The cost benefits that cloud computing offers to its users is something that has been discussed ad nauseam.

In a study conducted by researchers from UC Berkeley and INRIA, France showed that cloud computing can offer savings of anywhere between 40-95% depending on resource usage.

This potential for cloud based systems to bring about huge savings in their annual expenditure is what has been driving the massive migration from in-house server based technology sytems to cloud based alternatives. According to Mary Ellen Power, the VP of marketing at Silanis, a major client for cloud vendors like Amazon AWS, the cloud based services could be seeing as much as 50% growth rate annually in the near future.

However, what impact is this causing to the cloud vendor companies? While the mass migration to cloud helps customers avoid upfront technology investments and thus save money, vendor companies are now in a bind over the pace of their infrastructure revamp. Take the example of SAP; one of the leading manufacturers of business software systems. The company has recently revealed that the massive investments that the company has undertaken on the cloud front since 2012 has forced the management to defer their short term profitability goals. The German software maker had initially set a target of 35% operating margin to be reached by 2015. This figure has now been pushed to 2017.

Another company to look at is IBM. This week, the Armonk, NY based technology major announced its Q4 2013 results which showed a steep 5.5% revenue drop which is the seventh consecutive time this has happened. Understandably, the biggest disappointment was in hardware sales that plunged 27%. In absolute terms that was a loss of nearly $1.5 billion.
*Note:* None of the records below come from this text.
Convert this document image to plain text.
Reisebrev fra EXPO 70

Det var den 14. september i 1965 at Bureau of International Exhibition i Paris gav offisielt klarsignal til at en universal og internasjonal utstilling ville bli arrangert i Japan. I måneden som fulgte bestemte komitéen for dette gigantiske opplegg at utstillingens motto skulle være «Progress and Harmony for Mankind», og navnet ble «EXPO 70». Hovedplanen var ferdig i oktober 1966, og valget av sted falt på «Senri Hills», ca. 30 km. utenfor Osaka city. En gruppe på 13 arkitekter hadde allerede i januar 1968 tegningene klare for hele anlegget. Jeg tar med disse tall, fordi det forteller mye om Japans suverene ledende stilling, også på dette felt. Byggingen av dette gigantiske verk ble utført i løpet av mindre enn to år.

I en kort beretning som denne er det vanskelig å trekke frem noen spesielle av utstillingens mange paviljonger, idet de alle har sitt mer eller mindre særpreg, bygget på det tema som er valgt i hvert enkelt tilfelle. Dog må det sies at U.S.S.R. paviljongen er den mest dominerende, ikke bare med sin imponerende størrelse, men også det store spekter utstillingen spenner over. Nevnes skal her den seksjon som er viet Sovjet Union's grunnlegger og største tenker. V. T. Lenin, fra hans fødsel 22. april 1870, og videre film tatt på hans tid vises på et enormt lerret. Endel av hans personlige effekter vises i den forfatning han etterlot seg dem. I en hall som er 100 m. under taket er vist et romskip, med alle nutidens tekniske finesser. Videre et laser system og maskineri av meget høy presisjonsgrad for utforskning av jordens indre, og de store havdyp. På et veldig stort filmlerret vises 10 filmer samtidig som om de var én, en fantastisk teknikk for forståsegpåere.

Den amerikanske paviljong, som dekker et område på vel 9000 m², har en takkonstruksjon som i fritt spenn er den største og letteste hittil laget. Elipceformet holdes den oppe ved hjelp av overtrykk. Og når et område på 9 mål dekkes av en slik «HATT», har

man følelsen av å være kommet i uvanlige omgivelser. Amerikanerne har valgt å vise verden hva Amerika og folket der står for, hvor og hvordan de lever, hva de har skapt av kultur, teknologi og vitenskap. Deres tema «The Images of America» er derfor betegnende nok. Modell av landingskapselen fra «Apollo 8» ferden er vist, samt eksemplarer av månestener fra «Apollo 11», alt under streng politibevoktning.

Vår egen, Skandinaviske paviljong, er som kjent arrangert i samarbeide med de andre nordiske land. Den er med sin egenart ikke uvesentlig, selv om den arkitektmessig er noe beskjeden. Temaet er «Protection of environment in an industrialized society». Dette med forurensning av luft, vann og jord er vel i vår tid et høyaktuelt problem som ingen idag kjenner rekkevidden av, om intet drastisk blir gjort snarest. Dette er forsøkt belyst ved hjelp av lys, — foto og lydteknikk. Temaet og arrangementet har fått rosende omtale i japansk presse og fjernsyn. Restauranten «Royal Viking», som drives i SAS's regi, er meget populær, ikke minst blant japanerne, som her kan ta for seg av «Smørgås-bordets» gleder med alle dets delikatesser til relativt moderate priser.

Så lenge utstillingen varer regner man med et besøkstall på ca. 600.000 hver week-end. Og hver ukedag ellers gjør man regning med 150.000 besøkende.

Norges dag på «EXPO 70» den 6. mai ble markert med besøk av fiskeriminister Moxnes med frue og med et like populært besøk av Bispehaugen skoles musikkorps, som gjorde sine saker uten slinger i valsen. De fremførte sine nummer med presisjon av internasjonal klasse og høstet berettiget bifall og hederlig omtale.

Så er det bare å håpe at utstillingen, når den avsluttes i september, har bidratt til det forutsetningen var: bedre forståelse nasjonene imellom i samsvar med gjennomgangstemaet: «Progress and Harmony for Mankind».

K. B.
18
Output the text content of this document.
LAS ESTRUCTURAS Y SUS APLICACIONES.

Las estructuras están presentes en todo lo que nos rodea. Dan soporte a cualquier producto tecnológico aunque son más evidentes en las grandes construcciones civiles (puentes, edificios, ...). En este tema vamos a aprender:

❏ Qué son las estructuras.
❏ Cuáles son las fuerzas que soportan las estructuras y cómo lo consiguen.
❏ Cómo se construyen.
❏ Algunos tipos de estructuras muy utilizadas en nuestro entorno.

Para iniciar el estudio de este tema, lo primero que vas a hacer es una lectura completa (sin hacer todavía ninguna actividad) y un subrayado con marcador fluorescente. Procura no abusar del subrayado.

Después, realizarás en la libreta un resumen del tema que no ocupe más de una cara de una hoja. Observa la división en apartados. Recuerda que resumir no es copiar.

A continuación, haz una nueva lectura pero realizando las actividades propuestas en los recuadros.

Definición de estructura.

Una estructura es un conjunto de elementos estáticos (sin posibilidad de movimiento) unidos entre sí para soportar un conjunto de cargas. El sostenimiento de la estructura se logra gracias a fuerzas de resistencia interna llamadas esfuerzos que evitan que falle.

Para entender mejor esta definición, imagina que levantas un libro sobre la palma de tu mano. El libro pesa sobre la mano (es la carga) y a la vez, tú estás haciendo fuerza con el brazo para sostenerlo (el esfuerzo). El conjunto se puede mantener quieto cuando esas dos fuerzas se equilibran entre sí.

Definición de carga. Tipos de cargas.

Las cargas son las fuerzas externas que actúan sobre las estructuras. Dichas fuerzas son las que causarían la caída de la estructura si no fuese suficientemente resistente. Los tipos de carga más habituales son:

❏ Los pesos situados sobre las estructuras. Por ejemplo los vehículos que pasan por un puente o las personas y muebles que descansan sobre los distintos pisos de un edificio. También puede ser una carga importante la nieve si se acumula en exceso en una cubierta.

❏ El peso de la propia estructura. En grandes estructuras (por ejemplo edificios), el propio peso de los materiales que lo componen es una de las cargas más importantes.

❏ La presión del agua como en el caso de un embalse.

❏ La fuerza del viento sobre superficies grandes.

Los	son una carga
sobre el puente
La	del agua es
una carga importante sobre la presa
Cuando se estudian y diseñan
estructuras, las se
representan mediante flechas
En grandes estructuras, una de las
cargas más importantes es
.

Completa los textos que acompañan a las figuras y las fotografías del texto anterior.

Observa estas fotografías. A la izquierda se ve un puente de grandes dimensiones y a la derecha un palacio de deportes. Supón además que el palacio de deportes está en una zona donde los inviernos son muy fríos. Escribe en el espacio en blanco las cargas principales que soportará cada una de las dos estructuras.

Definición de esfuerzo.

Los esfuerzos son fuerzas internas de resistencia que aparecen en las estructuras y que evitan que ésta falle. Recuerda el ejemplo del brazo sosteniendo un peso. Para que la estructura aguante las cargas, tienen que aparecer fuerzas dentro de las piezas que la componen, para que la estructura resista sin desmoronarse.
The commensurate increase is in the sale of cloud computing infrastructure that saw a 69% rise in revenues - an absolute increase of around $1.7 billion YoY.

This is a good sign for the future of cloud. Although IBM as a company has been reporting losses due to the drastic drop in hardware sales, the company is already seeing great advances in the cloud alternative. What this technically means is that the losses that are being reported today are short term that could be overcome in the long run when the cloud transition is mature.

At the outset, cloud technology may appear less profitable to the vendors. To see why, consider this: in the traditional set up, businesses make money through the sale of physical servers - the cost of this is paid to these manufacturers upfront. In a cloud setup, customers pay a subscription fee to these manufacturers. In such a scenario, manufacturers like IBM continue to invest in building technology infrastructure. However, instead of an upfront purchase, the cost of this is recovered through monthly subscriptions. Consequently, businesses like IBM face short term issues with cash flow that can however be recovered through a long term subscription.

However, the impressive growth in cloud may be attributed to the wider base of customers that are available today. Unlike the traditional setup where IBM’s clientele consisted exclusively of large corporates who have the need and financial capability to install in-house servers, a cloud setup brings small and medium businesses into the fold as well. IBM’s acquisition of SoftLayer in 2013 brought with it nearly 20,000 customers into IBM’s fold - such large numbers may not have been possible in a physical server business. 

The future for cloud thus seems clear - companies like IBM and Oracle will face financial hurdles in the short term as they ramp up their cloud infrastructure. However, in the long run, as the infrastructure matures, these businesses should see substantial rise in revenues and profitability. What are your thoughts?